In long, shaggy tales of the unlikely ascensions of previously unknown heroes such as Cinderbiter, in the shrouded origin stories of figures such as Arthur and Merlin, and in anonymous flickering lyrics of elegy, praise, and heartbreak, these poems retain at once the rapturous, supernatural imagination of the deep past layered with an austere, devout allegiance to the Christian faith. Shaw and Hoagland’s collaboration summons the power within this storehouse of the Celtic mind to arrive at this rare book—distinctive, audacious, and tuned to our time and condition with a convincing resonance.
PUBLISHERS WEEKLY
In the foreword to this lyrical collection of stories in verse and poems, Shaw, a mythologist and storyteller, recalls an afternoon spent with Hoagland (who died in late 2018) looking out at the Irish Sea. There, the joint project, which he remarks has "an oral liveliness to the way the lines skip and twist in their stanzas," found its origins in a discussion of the story "Cinderbiter." The result is a book of reinvented bardic lyrics and folkloric sagas.
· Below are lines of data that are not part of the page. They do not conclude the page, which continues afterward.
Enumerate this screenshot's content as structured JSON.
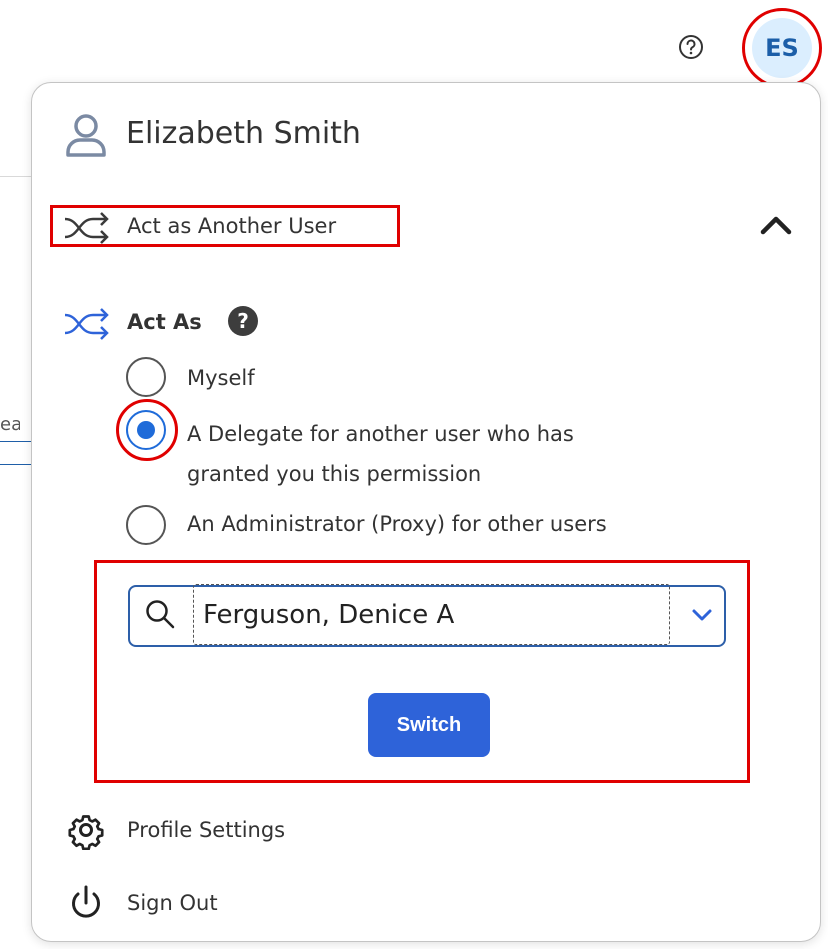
{
  "header": {
    "help_icon": "help-circle-icon",
    "avatar_initials": "ES"
  },
  "menu": {
    "user_name": "Elizabeth Smith",
    "act_as_another_user": "Act as Another User",
    "act_as": {
      "label": "Act As",
      "help_glyph": "?",
      "options": [
        {
          "label": "Myself",
          "selected": false
        },
        {
          "label": "A Delegate for another user who has granted you this permission",
          "selected": true
        },
        {
          "label": "An Administrator (Proxy) for other users",
          "selected": false
        }
      ]
    },
    "search": {
      "value": "Ferguson, Denice A",
      "icon": "search-icon"
    },
    "switch_label": "Switch",
    "profile_settings": "Profile Settings",
    "sign_out": "Sign Out"
  },
  "background": {
    "tab_fragment": "ea"
  },
  "colors": {
    "accent_blue": "#2e63d9",
    "highlight_red": "#e00000",
    "avatar_bg": "#dbeefe",
    "avatar_text": "#1b5ea8"
  }
}
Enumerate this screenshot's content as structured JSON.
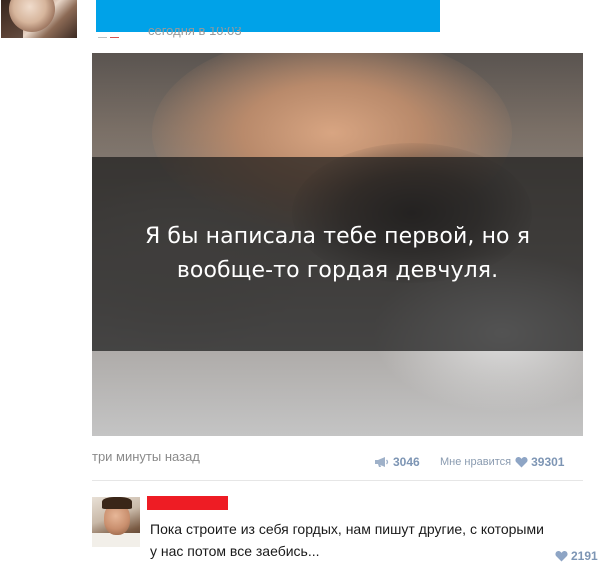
{
  "header": {
    "author_name_redacted": true,
    "timestamp": "сегодня в 10:03",
    "redaction_color": "#00a2e8"
  },
  "post": {
    "image_caption": "Я бы написала тебе первой, но я вообще-то гордая девчуля.",
    "posted_ago": "три минуты назад",
    "shares": "3046",
    "like_label": "Мне нравится",
    "likes": "39301",
    "icons": {
      "share": "megaphone-icon",
      "like": "heart-icon"
    }
  },
  "comment": {
    "author_name_redacted": true,
    "redaction_color": "#ee1c24",
    "text": "Пока строите из себя гордых, нам пишут другие, с которыми у нас потом все заебись...",
    "likes": "2191"
  },
  "colors": {
    "meta_link": "#7d95b4",
    "muted_text": "#8a8a8a"
  }
}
Gems among these include "Deirdre Remembers a Scottish Glen," a poem full of stunning descriptions of setting: "Glen of my body's feeding:/ crested breast of loveliest wheat,/ glen of the thrusting lorn-horn cattle,/ firm among the trysting bees." The speaker describes the glen full of "badgers, delirious with sleep, heaped fat in dens" and "sentried with blue-eyed hawks,/ greenwood laced with sloe, apple, blackberry" before concluding with the striking, resounding final line: "To remember is a ringing pain of brightness." These wonderful retellings will introduce readers to new and enchanting stories told in a lush, musical way.